Given he is number four in the world rankings and won a tournament last week, some find it hard to believe Mark Williams’ claim that he doesn’t practice, but Jackson Page insists it is true.
The three-time world champion became the oldest ever winner of a ranking event when he beat Shaun Murphy to win the Xi’an Grand Prix last Monday.
The 50-year-old has now won 27 ranking titles and is the first player to win a professional tournament in every decades from his teens to his fifties.
Not only is it remarkable that Williams is still lifting trophies in his sixth decade, but especially so because he says he barely picks up his cue between tournaments.
‘It’s unbelievable. I cannot honestly believe how I’m still winning tournaments, it’s amazing,’ he said after his Xi’an triumph.
‘I don’t know how I’m doing it, I’ve got to be honest. I’m not practicing enough to really compete in the latter stages of tournaments because I just can’t do it these days.
‘But here I am, when I’m at the venues trying to play as much as I can and you’ve got to scrape me off the table until that last ball is potted.’

He added: ‘I’m not putting any hours in. It’s very rare I’m in the club. I’m not playing much at all. Some people don’t believe me but it doesn’t make any difference if they believe me or not, it’s true. I go to the venue and try and cram in as much practice as I can.’
Page plays in Williams’ club and would once describe him as a practice partner, but says the veteran is spot on when he says he is hardly in there these days.

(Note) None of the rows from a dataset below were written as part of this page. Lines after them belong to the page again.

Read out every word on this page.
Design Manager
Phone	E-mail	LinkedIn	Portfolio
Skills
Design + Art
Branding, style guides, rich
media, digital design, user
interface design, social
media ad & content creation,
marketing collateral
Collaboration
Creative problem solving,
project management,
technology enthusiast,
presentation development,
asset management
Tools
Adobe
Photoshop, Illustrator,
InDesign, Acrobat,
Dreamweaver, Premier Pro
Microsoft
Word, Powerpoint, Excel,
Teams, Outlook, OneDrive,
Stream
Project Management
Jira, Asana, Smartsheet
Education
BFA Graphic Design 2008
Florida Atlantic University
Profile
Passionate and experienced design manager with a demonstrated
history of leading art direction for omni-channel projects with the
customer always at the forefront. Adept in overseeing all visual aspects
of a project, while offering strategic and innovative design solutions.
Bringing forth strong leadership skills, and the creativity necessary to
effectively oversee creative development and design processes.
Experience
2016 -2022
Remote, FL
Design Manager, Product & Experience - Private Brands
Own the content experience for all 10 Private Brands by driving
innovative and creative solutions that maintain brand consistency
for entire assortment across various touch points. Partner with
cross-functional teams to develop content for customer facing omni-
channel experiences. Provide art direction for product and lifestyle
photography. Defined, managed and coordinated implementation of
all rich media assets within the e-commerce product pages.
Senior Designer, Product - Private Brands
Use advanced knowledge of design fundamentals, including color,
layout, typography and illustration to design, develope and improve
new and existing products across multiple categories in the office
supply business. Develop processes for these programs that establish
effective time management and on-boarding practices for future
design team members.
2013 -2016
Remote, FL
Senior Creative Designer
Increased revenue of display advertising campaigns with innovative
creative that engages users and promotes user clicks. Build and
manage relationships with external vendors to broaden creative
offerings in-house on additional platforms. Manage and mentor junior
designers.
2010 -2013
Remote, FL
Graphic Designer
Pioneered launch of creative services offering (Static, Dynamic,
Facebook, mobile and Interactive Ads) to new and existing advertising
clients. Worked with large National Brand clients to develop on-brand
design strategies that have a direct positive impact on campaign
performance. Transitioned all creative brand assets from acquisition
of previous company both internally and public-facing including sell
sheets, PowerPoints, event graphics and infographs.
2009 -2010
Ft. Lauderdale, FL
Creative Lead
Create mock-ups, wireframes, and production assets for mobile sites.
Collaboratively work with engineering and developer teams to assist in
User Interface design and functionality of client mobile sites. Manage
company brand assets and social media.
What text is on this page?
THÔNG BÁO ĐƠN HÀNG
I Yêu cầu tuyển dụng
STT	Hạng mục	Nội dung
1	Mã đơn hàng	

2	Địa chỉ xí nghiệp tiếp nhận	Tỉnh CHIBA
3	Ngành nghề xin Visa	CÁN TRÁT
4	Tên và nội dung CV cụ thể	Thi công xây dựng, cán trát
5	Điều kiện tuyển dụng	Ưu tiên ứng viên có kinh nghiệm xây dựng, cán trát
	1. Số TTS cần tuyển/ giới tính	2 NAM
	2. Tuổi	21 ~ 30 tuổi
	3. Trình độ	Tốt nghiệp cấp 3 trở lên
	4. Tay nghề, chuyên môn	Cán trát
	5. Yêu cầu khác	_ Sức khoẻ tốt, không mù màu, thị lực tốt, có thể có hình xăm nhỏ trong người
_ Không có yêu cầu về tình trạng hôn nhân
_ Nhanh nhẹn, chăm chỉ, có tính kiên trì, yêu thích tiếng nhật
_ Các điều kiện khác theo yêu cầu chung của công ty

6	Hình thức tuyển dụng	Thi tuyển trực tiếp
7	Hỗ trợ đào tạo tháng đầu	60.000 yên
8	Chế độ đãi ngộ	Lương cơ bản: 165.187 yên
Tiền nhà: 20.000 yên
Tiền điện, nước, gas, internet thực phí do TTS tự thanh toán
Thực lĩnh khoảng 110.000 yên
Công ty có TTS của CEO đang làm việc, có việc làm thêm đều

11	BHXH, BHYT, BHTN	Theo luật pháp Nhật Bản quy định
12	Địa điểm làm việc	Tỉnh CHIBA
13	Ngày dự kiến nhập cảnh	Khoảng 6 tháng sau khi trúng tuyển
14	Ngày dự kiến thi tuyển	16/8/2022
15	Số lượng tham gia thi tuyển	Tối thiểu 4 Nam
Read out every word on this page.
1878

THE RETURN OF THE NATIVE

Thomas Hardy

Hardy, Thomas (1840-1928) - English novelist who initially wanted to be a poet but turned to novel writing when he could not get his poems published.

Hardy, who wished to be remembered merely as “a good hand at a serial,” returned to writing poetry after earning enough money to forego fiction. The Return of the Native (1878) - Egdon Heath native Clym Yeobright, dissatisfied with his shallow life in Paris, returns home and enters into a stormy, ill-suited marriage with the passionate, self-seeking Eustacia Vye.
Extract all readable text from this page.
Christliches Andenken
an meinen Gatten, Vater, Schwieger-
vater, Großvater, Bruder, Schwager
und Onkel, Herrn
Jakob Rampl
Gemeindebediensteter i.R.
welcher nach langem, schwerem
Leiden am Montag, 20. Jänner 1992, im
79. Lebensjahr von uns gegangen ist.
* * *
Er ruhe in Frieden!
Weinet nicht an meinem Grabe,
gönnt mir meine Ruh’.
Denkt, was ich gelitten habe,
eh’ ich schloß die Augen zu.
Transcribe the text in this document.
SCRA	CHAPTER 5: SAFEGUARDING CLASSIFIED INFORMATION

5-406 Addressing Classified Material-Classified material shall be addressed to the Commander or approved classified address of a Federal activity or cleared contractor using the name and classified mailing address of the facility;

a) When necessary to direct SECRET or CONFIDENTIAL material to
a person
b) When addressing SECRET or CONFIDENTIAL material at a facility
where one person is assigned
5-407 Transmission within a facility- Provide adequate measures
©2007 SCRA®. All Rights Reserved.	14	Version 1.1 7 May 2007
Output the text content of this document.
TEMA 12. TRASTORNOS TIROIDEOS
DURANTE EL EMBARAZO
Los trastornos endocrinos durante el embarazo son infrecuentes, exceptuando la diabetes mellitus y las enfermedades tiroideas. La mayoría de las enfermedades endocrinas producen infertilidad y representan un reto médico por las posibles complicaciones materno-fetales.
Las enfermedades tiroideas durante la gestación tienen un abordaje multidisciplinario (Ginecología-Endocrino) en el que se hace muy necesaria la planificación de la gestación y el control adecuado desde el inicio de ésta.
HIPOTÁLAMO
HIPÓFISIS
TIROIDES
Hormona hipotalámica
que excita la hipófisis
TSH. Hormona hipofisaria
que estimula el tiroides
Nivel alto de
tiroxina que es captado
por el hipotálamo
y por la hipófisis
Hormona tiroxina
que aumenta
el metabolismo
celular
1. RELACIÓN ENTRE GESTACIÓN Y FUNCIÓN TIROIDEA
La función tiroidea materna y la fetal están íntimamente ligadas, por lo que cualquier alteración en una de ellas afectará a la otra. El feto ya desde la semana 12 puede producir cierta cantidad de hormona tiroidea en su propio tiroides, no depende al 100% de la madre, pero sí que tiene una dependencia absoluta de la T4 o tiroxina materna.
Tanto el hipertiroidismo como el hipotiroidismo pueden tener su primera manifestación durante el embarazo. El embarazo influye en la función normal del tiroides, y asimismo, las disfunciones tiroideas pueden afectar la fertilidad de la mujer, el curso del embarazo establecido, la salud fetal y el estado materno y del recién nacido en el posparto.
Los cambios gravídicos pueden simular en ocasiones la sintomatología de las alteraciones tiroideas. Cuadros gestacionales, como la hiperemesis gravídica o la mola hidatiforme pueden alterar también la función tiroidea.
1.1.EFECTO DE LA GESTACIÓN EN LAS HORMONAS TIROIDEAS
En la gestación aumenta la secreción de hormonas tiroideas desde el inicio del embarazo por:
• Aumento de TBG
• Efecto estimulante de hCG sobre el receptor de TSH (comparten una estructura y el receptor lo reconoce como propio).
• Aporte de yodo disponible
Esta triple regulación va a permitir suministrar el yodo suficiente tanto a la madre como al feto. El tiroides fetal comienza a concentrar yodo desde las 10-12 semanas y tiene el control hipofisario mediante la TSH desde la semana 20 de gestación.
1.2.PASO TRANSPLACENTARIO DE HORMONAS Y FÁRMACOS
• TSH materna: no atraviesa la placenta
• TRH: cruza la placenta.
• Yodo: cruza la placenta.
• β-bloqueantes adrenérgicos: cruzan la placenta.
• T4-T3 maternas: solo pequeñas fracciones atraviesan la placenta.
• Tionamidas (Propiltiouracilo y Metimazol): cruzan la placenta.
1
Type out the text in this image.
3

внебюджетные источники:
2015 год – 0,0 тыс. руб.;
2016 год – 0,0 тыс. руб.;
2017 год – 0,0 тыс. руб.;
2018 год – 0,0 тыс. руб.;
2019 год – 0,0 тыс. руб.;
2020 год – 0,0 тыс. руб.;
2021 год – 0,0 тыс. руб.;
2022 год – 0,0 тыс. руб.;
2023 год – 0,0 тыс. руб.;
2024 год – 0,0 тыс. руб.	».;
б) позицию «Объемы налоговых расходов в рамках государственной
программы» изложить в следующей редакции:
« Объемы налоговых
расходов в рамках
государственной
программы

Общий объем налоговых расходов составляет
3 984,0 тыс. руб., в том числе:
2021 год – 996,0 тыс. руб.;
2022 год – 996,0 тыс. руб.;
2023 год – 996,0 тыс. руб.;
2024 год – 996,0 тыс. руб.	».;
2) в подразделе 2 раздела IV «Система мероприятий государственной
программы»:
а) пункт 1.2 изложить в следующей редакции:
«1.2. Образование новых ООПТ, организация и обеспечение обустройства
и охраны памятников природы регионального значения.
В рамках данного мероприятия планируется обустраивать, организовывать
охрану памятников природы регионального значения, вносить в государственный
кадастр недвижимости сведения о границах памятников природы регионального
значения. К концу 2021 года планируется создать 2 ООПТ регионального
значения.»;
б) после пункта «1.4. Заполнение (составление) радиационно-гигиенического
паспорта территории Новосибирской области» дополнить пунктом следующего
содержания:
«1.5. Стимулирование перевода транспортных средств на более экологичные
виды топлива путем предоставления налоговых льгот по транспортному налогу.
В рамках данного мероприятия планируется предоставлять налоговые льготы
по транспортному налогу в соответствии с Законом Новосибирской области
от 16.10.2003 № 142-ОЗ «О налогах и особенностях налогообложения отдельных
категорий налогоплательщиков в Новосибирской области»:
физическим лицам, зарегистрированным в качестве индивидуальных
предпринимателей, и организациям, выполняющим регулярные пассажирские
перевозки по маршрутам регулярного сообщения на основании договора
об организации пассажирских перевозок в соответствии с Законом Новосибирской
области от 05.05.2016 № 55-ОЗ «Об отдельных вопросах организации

‘Not one bit,’ Page told Metro on whether he sees much of Williams in the club nowadays. ‘Even if he does come in he does my head in a bit because he comes in for two frames and then he goes! He’s never in there.
‘First two rounds, probably, at the comps he’s maybe a bit vulnerable but after that, you let him get into the comp then he’s on the tables all day every day at the tournaments.

‘And he’s one, they don’t need a lot of practice, they’ve been doing it for 60 years! It’s unbelievable. He’s a freak. I couldn’t do it.’
Page is hunting down his first ranking title and continues that search at the Northern Ireland Open this week, but didn’t arrive in the best form.
The 24-year-old made the quarter-finals of the recent English Open, beating Neil Robertson and Shaun Murphy before losing a decider to Mark Selby, but didn’t feel he was hitting much rhythm even on that run and has suffered disappointing defeats since.
He has started in perfect fashion in Belfast, though, beating Steven Hallworth 4-0, and hard work might be starting to pay off, especially with understandable distractions now being less distracting.
‘I can’t really say I’ve played well,’ he said. ‘I got to the quarters of the English, didn’t play great, I beat some good players but didn’t play brilliant. Then it’s got worse, really.
‘I’ve worked really hard this week, grinded through all the bad to get to the good. I finished off well there [against Hallworth], so hopefully I can push on.
‘I’m always practicing but I’ve had stuff going on in the background. My baby is 10 months old, I bought a new house, I started the shop [AJ’s Trading Cards], it’s always been a personal hobby but it’s bound to take effect.
‘But we’re all moved in, the shop’s going how it’s going, so I’m fully focussed on snooker now so hopefully I can start playing better. We’ve been moved in about a month, we’re over the moon to be there and my son’s good as gold, he’s the best thing that’s ever happened to me.’
Page has the tough task of facing world number one Judd Trump in the next round in Belfast, but will be pumped up for the challenge.
‘It’s a weird one, I’m more up for that than playing anyone else and more often than not I get better results against them [top players] than the lower ranks,’ he said. ‘It’s strange. I do get up for it more, it’s just fact.’